### Part I: Pre-processing step 1 for data comming in Eclipse format (GRDECL)

![image.png](attachment:image.png)

### Import the data

##### Import original raw data

In [None]:
import os 
from petrel_utils import * 

version = '1.0'
data_file_name = 'STRESSYY.GRDECL'
data_file_name = 'STIFFNESS.GRDECL'
data_file_name = 'SINGLECELLDATA.GRDECL'

#process one file at a time or call process_all_files_one_go( files ) defined at the end of the notebook 
files= ['STRESSYY.GRDECL', 'STIFFNESS.GRDECL','SINGLECELLDATA.GRDECL']

##### file paths processing 

In [None]:
DATA_FOLDER = os.path.abspath('../ALLDATA/' )
data_file = os.path.join( DATA_FOLDER,data_file_name)#assumed to be in the same folder as the jupyter notebook

##### parse raw data from Eclipse files and convert to pandas DataFrame 

In [None]:
data_raw = EclipseFileParser.PetrelEclipseKeywords_to_pandas( data_file );

##### harmonize names of variables 

In [None]:
harmonize_names( data_raw )

##### dataset 

In [None]:
 data_raw

##### Sanity check.
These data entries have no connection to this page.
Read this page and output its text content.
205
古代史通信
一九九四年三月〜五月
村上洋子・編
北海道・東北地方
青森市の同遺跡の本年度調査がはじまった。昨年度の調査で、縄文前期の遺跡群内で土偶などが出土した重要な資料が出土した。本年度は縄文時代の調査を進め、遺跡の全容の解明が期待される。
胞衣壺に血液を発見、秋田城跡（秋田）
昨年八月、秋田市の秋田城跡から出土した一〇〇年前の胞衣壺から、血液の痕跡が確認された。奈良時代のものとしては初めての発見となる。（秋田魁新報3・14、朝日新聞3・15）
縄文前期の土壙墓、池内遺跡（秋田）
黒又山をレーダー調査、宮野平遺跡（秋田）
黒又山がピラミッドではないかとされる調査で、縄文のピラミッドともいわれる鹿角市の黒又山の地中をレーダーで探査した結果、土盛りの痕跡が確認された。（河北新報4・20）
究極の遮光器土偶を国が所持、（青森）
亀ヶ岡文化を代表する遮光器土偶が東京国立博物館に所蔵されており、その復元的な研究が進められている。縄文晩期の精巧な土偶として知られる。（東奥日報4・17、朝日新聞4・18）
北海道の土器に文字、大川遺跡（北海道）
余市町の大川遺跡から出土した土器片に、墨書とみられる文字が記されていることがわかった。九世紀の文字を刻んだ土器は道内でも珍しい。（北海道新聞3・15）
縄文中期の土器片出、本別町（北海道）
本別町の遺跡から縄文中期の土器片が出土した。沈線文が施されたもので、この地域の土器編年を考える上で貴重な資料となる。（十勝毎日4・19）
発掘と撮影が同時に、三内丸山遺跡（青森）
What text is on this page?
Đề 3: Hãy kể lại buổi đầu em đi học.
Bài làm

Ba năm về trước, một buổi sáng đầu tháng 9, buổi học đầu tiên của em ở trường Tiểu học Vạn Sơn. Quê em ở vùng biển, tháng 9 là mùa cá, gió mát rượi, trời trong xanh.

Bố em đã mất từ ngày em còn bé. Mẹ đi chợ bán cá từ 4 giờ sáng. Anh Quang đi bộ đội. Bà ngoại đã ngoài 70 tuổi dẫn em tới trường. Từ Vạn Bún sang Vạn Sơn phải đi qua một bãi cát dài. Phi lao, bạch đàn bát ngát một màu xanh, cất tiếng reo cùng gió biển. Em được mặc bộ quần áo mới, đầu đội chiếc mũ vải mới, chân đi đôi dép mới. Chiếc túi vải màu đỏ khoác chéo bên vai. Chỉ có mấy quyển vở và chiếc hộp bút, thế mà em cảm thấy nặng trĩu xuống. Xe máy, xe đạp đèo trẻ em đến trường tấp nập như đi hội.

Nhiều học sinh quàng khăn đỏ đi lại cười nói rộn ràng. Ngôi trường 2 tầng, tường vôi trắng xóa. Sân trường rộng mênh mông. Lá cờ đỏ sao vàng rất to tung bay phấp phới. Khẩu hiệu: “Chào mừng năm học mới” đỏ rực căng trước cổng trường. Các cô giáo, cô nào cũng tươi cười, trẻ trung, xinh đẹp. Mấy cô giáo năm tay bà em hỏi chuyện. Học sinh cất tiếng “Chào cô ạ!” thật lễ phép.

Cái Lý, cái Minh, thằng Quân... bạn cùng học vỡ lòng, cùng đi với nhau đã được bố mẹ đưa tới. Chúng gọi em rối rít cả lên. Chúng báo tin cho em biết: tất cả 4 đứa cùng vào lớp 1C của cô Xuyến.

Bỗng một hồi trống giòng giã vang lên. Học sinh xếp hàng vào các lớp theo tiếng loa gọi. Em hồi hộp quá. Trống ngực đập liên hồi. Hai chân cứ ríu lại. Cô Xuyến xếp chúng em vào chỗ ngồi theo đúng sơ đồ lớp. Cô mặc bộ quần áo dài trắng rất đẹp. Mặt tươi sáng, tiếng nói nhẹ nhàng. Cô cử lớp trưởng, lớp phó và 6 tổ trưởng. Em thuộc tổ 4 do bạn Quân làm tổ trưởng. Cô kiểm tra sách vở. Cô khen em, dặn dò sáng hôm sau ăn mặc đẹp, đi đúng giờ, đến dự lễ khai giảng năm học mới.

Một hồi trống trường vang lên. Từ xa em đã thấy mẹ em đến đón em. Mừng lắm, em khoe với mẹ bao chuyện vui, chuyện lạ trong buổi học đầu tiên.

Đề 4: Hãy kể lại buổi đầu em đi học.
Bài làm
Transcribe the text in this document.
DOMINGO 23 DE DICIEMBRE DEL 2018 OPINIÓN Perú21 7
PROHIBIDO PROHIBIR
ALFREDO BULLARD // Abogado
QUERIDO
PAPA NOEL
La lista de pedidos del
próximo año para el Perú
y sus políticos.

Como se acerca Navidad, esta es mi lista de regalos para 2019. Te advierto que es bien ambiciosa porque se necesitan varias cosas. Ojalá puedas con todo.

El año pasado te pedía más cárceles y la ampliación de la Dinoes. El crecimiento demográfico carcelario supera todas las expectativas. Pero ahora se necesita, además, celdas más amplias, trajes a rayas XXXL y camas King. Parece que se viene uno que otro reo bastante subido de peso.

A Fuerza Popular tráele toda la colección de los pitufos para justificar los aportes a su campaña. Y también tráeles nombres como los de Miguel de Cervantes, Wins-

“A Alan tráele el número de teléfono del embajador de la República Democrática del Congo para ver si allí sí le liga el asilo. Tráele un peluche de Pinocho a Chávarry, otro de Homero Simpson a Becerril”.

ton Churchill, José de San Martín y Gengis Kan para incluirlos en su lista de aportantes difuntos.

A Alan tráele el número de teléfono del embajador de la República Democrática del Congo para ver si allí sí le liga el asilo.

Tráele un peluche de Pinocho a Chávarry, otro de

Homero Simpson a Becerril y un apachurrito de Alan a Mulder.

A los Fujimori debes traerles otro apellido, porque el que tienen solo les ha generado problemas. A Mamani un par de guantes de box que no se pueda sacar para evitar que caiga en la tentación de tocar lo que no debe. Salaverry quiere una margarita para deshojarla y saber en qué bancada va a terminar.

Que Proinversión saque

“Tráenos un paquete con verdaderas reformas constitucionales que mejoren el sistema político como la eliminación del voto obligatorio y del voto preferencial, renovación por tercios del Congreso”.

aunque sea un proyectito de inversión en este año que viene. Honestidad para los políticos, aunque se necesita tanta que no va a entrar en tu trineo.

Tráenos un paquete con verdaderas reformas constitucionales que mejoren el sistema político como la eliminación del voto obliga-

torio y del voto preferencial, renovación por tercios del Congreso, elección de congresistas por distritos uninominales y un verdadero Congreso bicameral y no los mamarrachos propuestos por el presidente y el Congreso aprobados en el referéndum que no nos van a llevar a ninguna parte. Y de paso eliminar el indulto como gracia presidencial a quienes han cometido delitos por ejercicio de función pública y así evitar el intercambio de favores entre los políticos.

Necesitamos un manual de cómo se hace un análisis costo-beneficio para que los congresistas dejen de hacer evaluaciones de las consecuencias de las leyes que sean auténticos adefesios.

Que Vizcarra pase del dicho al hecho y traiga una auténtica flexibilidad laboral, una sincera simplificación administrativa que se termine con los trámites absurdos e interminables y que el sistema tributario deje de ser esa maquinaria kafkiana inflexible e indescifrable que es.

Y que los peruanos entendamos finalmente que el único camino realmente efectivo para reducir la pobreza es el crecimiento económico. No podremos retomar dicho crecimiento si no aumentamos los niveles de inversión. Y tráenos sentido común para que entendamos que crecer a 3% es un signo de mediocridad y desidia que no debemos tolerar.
Just verify that there are no nans and values that must be possitive are actually possitive, etc. 

In [None]:
def is_positive_delegate( collection )-> bool: 
    result =any( [c.min()<0 for c in collection])
    return result 

def is_condition( collection, condition )-> bool: 
    result =any( [condition(c) for c in collection])
    return result 

def any_nans( df: pd.DataFrame )->bool: 
    return any( df.isnull().sum() > 0 )
             
def check( df: object, checker )->bool:
    return checker( df )
    
print( f"Any nans ? {check( data_raw, any_nans )} ")

eff=[ data_raw[col] for col in data_raw.columns if "EFF" in col or "PRESS" in col ]
print( f"Any stress negative? {check( eff, is_positive_delegate )} ")

eff=[ data_raw[col] for col in data_raw.columns if "YOUNG" in col ]
print( f"Any stiffness negative? {check( eff, is_positive_delegate )} ")

eff=[ data_raw[col] for col in data_raw.columns if "POISS" in col ]
print( f"Any out-of-range Poisson's ratio? { is_condition(eff, lambda item: any(item <0.1) or any(item >0.5)  ) } ")


### Export in a compressed format 

In [None]:
output_file_name = data_file.split('.')[0] + "_ver" + version + '_.csv'
output_file_name

In [None]:
%time data_raw.to_feather(output_file_name)
print('saved file: ', output_file_name)

##### Check that the exported file can be read  

In [None]:
##### Test that we can load it properly and quickly now
tot_columns = len( data_raw )
%time data_raw = pd.read_feather(output_file_name)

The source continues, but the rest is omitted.